Isabelle proffered her assistance, but it was laughingly declined as “not available.” “No, dear, not to-night. You’re company, and I am in an angelic mood. You’d better enjoy it while it lasts; so run out and take another walk with the ‘head of the family,’ whom I see strutting about over his garden patch as if he were king of the whole earth. My big brother is a poet; but he is also a born farmer. He loves the smell of the soil, and I know it was the making of him to come up here. He’d have grown into a disappointed, narrow-minded tape-seller if he’d stayed in town always. Now—well, I hardly dare tell you all I foresee in my Roland’s future!”
“Oh, Bonny! hasn’t all this hard work you have been doing taken the enthusiasm out of you yet? It seems lovely up here, and oh, so peaceful! But isn’t it just a bit too quiet and humdrum?”
“Trot along, miss! To-morrow when I hand over the housekeeping to you the humdrumness will disappear!”

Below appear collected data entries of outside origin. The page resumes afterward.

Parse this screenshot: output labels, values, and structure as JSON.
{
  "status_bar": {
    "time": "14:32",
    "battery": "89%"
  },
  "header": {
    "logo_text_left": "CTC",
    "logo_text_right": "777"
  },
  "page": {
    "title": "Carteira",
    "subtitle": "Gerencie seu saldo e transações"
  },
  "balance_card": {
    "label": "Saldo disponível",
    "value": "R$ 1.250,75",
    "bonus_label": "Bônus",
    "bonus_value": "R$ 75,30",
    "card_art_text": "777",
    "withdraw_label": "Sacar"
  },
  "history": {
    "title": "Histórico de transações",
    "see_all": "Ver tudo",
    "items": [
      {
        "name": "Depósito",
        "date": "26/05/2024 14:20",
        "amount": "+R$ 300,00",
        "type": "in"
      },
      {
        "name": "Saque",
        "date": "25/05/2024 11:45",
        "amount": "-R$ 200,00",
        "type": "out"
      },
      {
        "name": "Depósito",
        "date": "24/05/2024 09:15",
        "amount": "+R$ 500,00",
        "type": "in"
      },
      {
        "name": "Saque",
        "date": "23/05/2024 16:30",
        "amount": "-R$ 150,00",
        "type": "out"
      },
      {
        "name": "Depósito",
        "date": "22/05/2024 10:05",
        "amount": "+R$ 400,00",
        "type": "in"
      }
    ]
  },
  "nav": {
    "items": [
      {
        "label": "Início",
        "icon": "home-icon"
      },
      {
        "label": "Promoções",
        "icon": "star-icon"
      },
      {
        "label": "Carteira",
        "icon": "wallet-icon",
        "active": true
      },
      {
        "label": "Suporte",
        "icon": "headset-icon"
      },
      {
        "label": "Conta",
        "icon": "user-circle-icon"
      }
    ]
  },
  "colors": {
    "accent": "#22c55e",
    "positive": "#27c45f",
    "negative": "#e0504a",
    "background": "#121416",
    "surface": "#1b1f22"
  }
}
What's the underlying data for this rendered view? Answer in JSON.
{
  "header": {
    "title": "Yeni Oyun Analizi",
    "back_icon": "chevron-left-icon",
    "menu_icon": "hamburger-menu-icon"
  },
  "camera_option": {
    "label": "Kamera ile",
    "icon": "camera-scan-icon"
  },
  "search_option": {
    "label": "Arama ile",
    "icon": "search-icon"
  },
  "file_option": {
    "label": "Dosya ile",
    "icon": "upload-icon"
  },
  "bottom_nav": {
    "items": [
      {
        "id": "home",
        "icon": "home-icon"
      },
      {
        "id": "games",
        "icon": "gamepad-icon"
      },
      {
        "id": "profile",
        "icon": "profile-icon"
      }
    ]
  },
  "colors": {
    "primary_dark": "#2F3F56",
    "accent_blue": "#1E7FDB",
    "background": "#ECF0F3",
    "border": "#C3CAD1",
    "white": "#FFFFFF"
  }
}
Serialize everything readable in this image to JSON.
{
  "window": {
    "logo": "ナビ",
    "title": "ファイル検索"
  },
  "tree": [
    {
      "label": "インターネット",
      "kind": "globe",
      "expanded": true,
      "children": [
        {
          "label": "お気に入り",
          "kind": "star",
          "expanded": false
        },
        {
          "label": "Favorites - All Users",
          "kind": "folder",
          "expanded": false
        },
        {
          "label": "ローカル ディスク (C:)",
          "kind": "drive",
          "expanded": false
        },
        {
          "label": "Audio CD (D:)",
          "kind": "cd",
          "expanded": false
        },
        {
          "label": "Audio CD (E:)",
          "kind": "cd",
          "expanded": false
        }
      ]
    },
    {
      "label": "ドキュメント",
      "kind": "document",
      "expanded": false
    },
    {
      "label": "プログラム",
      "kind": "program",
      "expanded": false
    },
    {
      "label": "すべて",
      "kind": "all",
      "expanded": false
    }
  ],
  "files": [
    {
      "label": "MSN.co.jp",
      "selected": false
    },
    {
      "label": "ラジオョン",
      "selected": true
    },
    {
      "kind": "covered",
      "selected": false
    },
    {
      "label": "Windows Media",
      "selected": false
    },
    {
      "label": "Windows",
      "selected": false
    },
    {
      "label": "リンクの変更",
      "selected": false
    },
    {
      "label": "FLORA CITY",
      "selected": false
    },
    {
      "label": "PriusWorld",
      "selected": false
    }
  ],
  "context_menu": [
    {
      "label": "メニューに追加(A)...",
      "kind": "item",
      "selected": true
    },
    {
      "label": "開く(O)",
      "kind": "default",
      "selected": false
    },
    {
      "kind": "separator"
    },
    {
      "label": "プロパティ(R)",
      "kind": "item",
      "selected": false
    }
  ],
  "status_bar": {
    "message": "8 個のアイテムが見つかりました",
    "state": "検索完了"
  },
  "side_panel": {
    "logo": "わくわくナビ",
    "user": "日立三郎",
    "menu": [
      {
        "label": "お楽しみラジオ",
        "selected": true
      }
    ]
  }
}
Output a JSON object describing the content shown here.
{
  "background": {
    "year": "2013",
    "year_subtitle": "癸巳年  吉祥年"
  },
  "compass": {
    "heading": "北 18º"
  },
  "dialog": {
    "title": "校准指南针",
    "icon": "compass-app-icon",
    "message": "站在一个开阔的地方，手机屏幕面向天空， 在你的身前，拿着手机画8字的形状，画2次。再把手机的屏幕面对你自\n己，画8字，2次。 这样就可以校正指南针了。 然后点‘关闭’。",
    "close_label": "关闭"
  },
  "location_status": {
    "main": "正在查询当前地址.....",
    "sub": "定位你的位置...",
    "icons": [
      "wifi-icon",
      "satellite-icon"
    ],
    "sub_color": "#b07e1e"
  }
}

“Why—what do you mean, Beatrice?”
“Coming events cast no shadows before in this case. When I have finished my dishes, Mother will be down again with her youngest in a beatific state of mind, looking as sweet and innocent as if he had been the sinned against instead of the sinner; then I’ll call you and Roland in, and we’ll talk over everything and arrange a fair division of labor.”